9:54 UTC	We are seeing statements take much longer than normal and using all db connections. We add statement timeout to the db user to ensure queries do not use a db connection for too long.
9:58 UTC	Things are still not looking good. We begin to shed the majority of traffic via sending 503s from the load balancer to 90% of traffic, to leave the system enough headroom to recover. This also helps all systems recover and we can see db slowness as the source of issues.
~10:00 to 10:30 UTC	After running EXPLAIN on some of the long-running queries, we realize the query plans are incredibly inefficient. Some indexes being used are doing more harm than good and aren’t needed. We begin to drop these indexes to hopefully alleviate issues.
~10:15 to 10:30 UTC	Index tweaks are showing promise. We’re able to accept 50% of traffic with elevated response times.
~10:30 to 13:07 UTC	End of outage (except for integration events). We’re able to gradually get back to 100% of traffic (with elevated latency). To do this, we have to temporarily stop accepting webhooks from Apple (our offline receipt refreshers will eventually get to these receipts).
~12:00 to 13:07 UTC	After running through many query plans, it finally becomes apparent that ANALYZE did not run on the new cluster. ANALYZE is run on our biggest tables manually and database performance drastically improves. We’re now confident that we can bring everything back online.
12:11 UTC	Separate Slack channel to field out support + social comms created.
13:33 UTC	Everything else is restored (integration event dispatching, ETLs, and other non-web server jobs).
14:51 UTC	Email sent out to all customers notifying them of the outage.

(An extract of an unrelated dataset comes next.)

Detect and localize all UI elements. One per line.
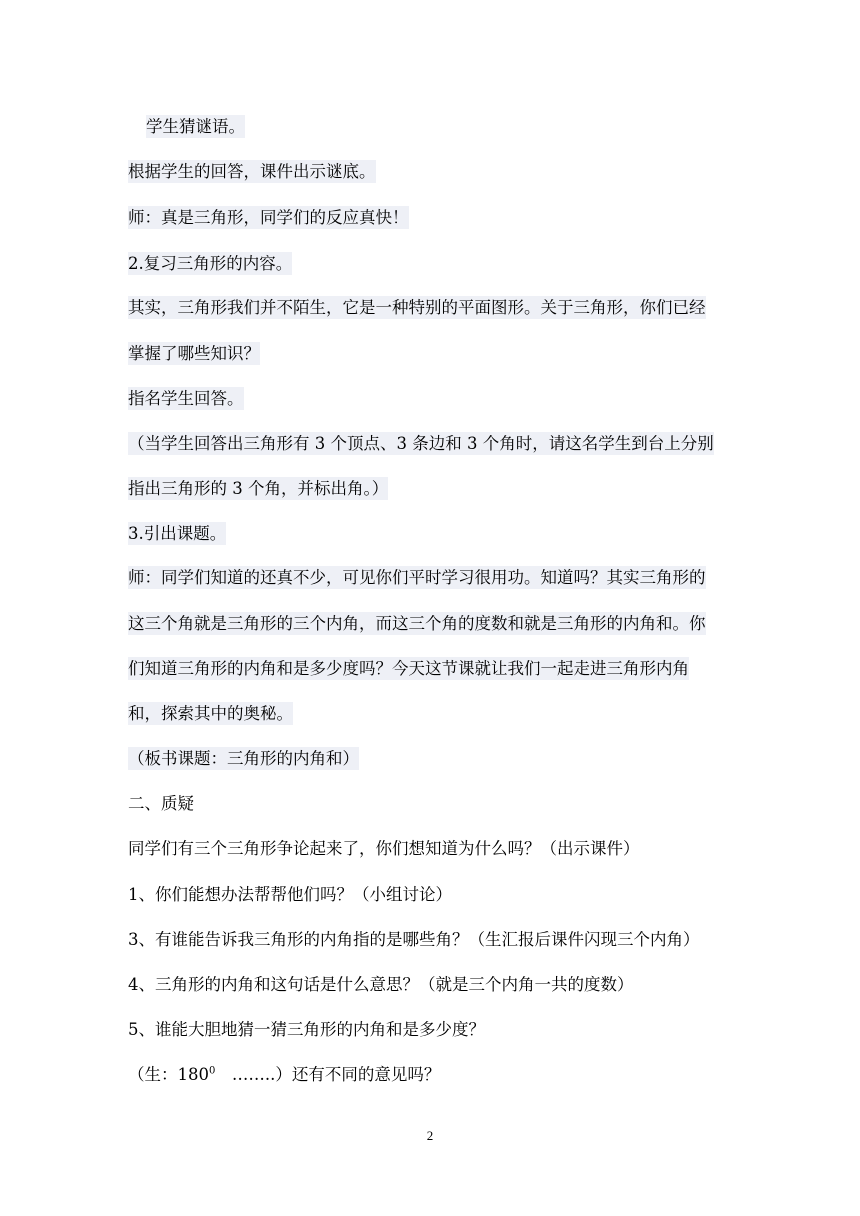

Action Items and Learnings

Among the many internal action items, we want to call out the following:

Timing and communication:

Timing-wise, we chose to complete this before Thanksgiving and Black Friday which we knew are important for business. In retrospective we should have delayed until the week after, as we’d entered a sensitive period in the US and part of our US support team was already out on holidays. Going forward, we want to consider implementing freezes during critical times.
We need to better communicate the reliability of SDK handling during backend outages. There was a lot of confusion and anxiety over the impact of the outage on applications.
Improve our communication strategy to better inform customers of maintenance events and outages (for example in the developers dashboard and via direct email to technical stakeholders). We’d kept the status page up to date with both the maintenance and following issue, and even though this page offers subscriptions, these are not easily discoverable.

Prevention:

The dry-runs did not replay write traffic on the restored and updated cluster, they just focused on data consistency and query performance. This wasn’t done as we thought that writes are simpler than reads (no indexes involved), obviously a bad decision in retrospective: We could have found the issues replaying a subset of traffic to more closely mimic the 0-day transition.
Invest (even) more into moving costly processes to be as asynchronous as possible to keep api fast and stable.
Re-evaluate table indexes, we have indexes that are not used and can cause degradation if the database chooses to use it for running queries.

Handling and escalation:

Improve how we surface the load of different endpoints and systems in our DB dashboards, so we can quickly identify where the load is coming from. It took us too long to identify that the apple webhooks load was impacting our recovery efforts.
Involve support and customer communications during outages to handle communications.

All in all, we’re deeply sorry for the inconvenience and anxiety this caused RevenueCat users. This was a learning experience, and we promise to do better in future.

Rest to express my thanks to the team that worked tirelessly before, during, and after the incident. Without their contributions, this post mortem and its follow ups wouldn’t have been possible.